Navid Mirzapour

Personal information
- Full name: Navid Mirzapour
- Born: 13 July 2003
- Died: 13 July 2003 (age 23) Torbat-e Jam, Iran
- Occupation: Kurash
- Height: 181 m (593 ft 10 in)
- Weight: 90 kg (198 lb)

Sport
- Country: Iran
- Sport: wrestler, Kurash, Alysh, sumo
- Weight class: ‍–‍81 kg

Medal record
Men's Aba Guresh Wrestling
Representing Iran
World Nomad Games Championships
| Bronze medal – third place | 2024 Kazakhstan | 80kg |
World Senior Aba Wrestling Championships
| Bronze medal – third place | 2023 Turkey | 70kg |
Guresh Wrestling
| Gold medal – first place | 2024 Iran | 68kg |

= Navid Mirzapour =

Iranian wrestler (born 2001)

Navid Mirzapour (نوید میرزاپور; born 13 July 2003) is an Iranian freestyle wrestler, Kurash practitioner, Alysh wrestler, and sumo wrestler. In addition to winning several national championships, he was invited to the national team training camp in 2019. Among his achievements are a bronze medal at the 2023 World Aba Wrestling Senior Championships in Turkey and a gold medal at the 2024 Iranian Senior International Guresh Wrestling. In 2024, he won a bronze medal at the World Senior Nomad Games Aba Guresh Wrestling Championships in Kazakhstan. In 2018, Mirzapour was the runner-up at the Iranian National Elite Freestyle Wrestling Olympiad.

== Sports career ==
Mirzapour was the runner-up at the Iranian National Elite Freestyle Wrestling Olympiad in 2018. In 2022 and 2023, he won the national championship in the 66 kg and 74 kg weight classes, respectively, at the Iranian Junior Chukheh Wrestling Championships. In 2023, he also won the national championship in the 60 kg weight class at the Iranian Senior Alysh Championships and became a member of the national team.

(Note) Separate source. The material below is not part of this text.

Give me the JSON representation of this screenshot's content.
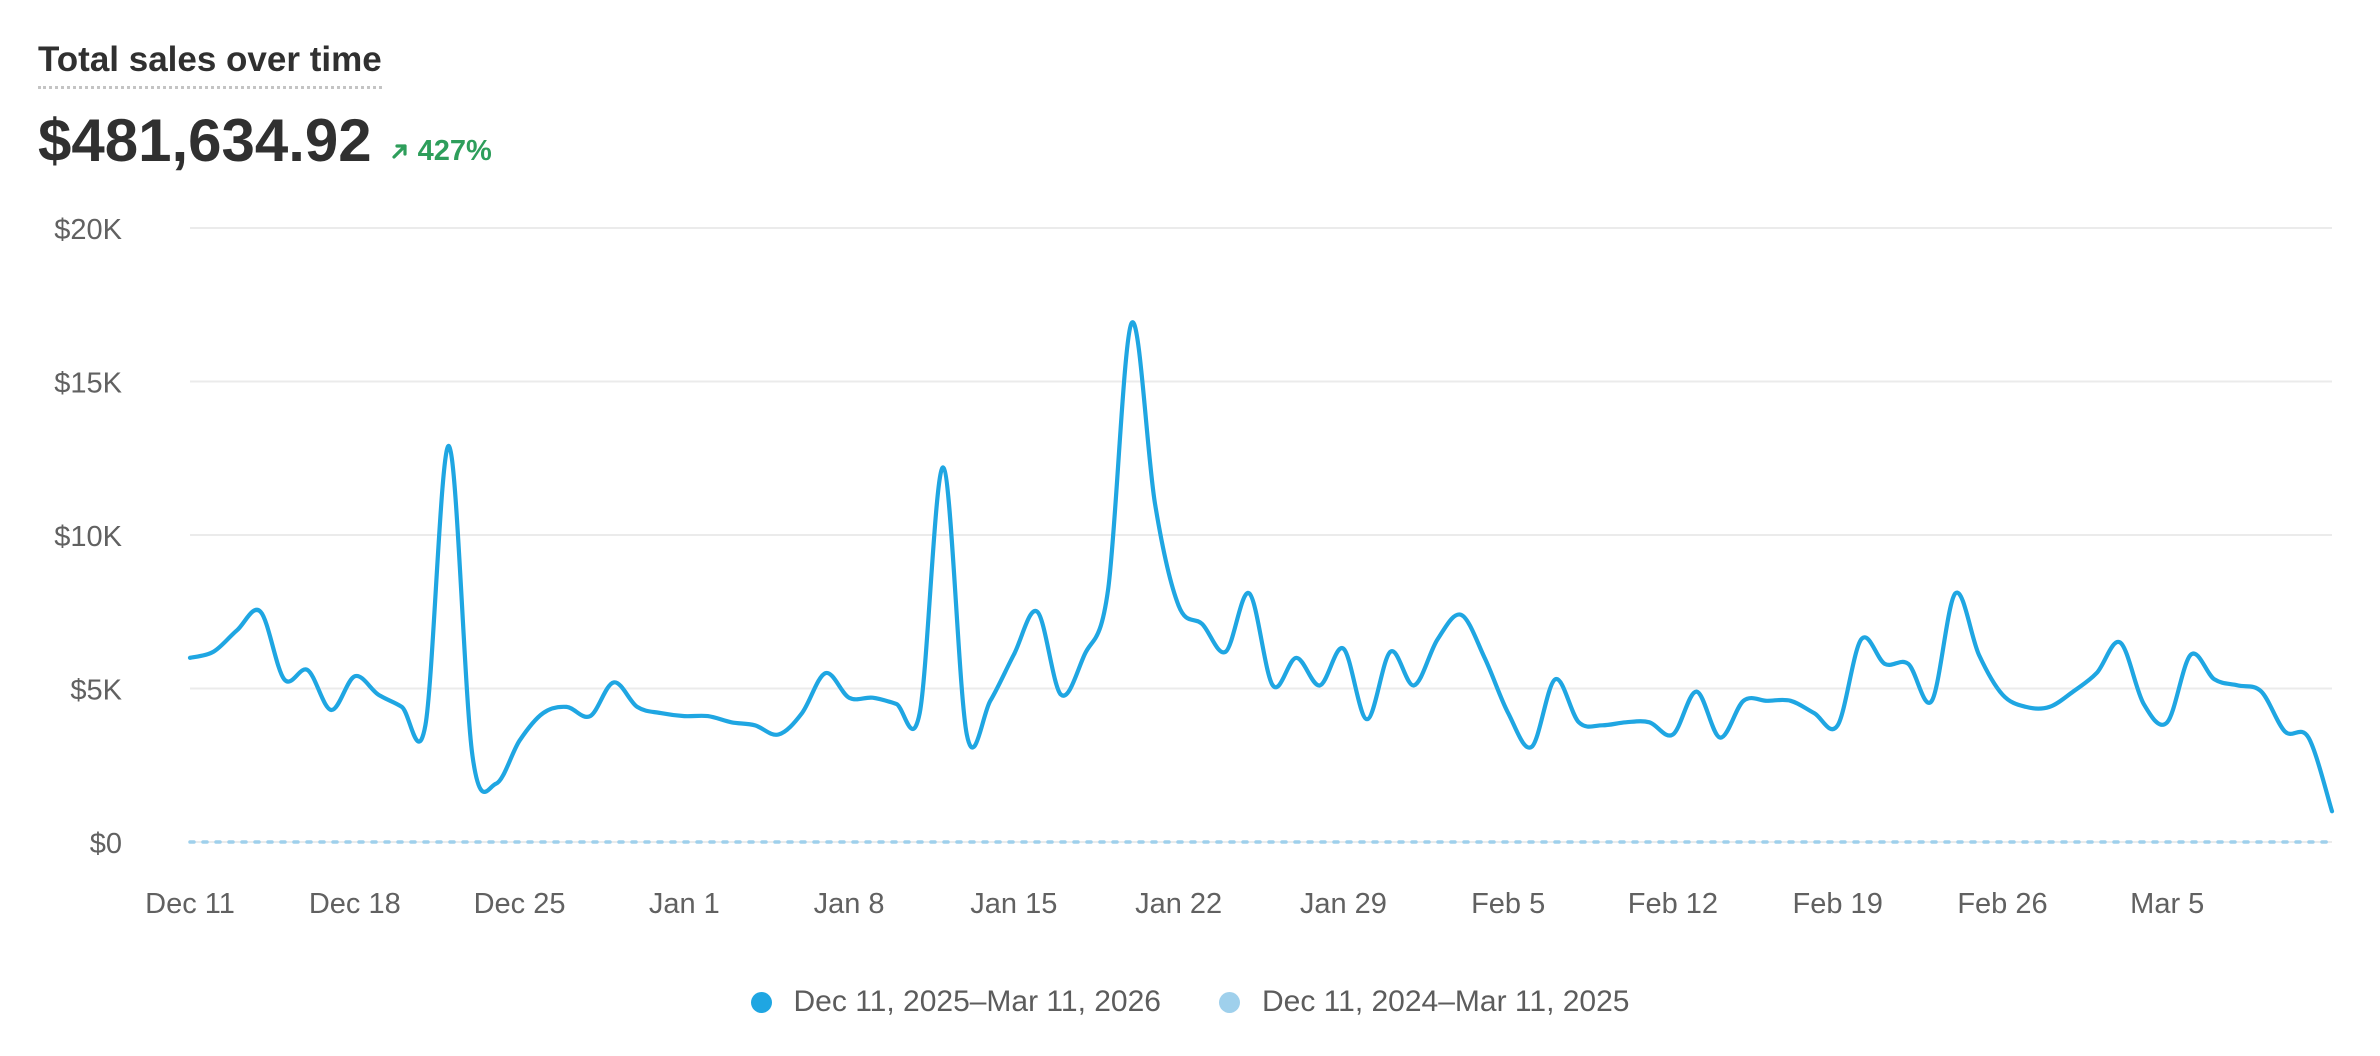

In 2024, Mirzapour won the Iranian national championship in sumo and became a member of the national team. In 2025, he won the 75 kg weight class at the Iranian Mokhtumquli Fraghi Cup. In the same year, he also won the national championship in the 75 kg weight class at the Iranian Senior Guresh Wrestling Championships.

At the 2023 World Senior Aba Wrestling Championships in Turkey, Mirzapour won the bronze medal in the 70 kg weight class. In the same year, he won the gold medal in the 68 kg weight class at the Iranian Senior International Guresh Wrestling Championships. In 2024, he won the bronze medal in the 80 kg weight class at the Senior Aba Guresh Wrestling Championships at the World Nomad Games in Kazakhstan.

== Achievements ==

- Bronze medal at the 2024 Senior Aba Guresh Wrestling Championships at the World Nomad Games in Kazakhstan, in the 80 kg weight class.
- Bronze medal at the 2023 World Senior Aba Wrestling Championships in Turkey, in the 70 kg weight class.
- Gold medal at the 2024 Iranian Senior International Guresh Wrestling Championships, in the 68 kg weight class.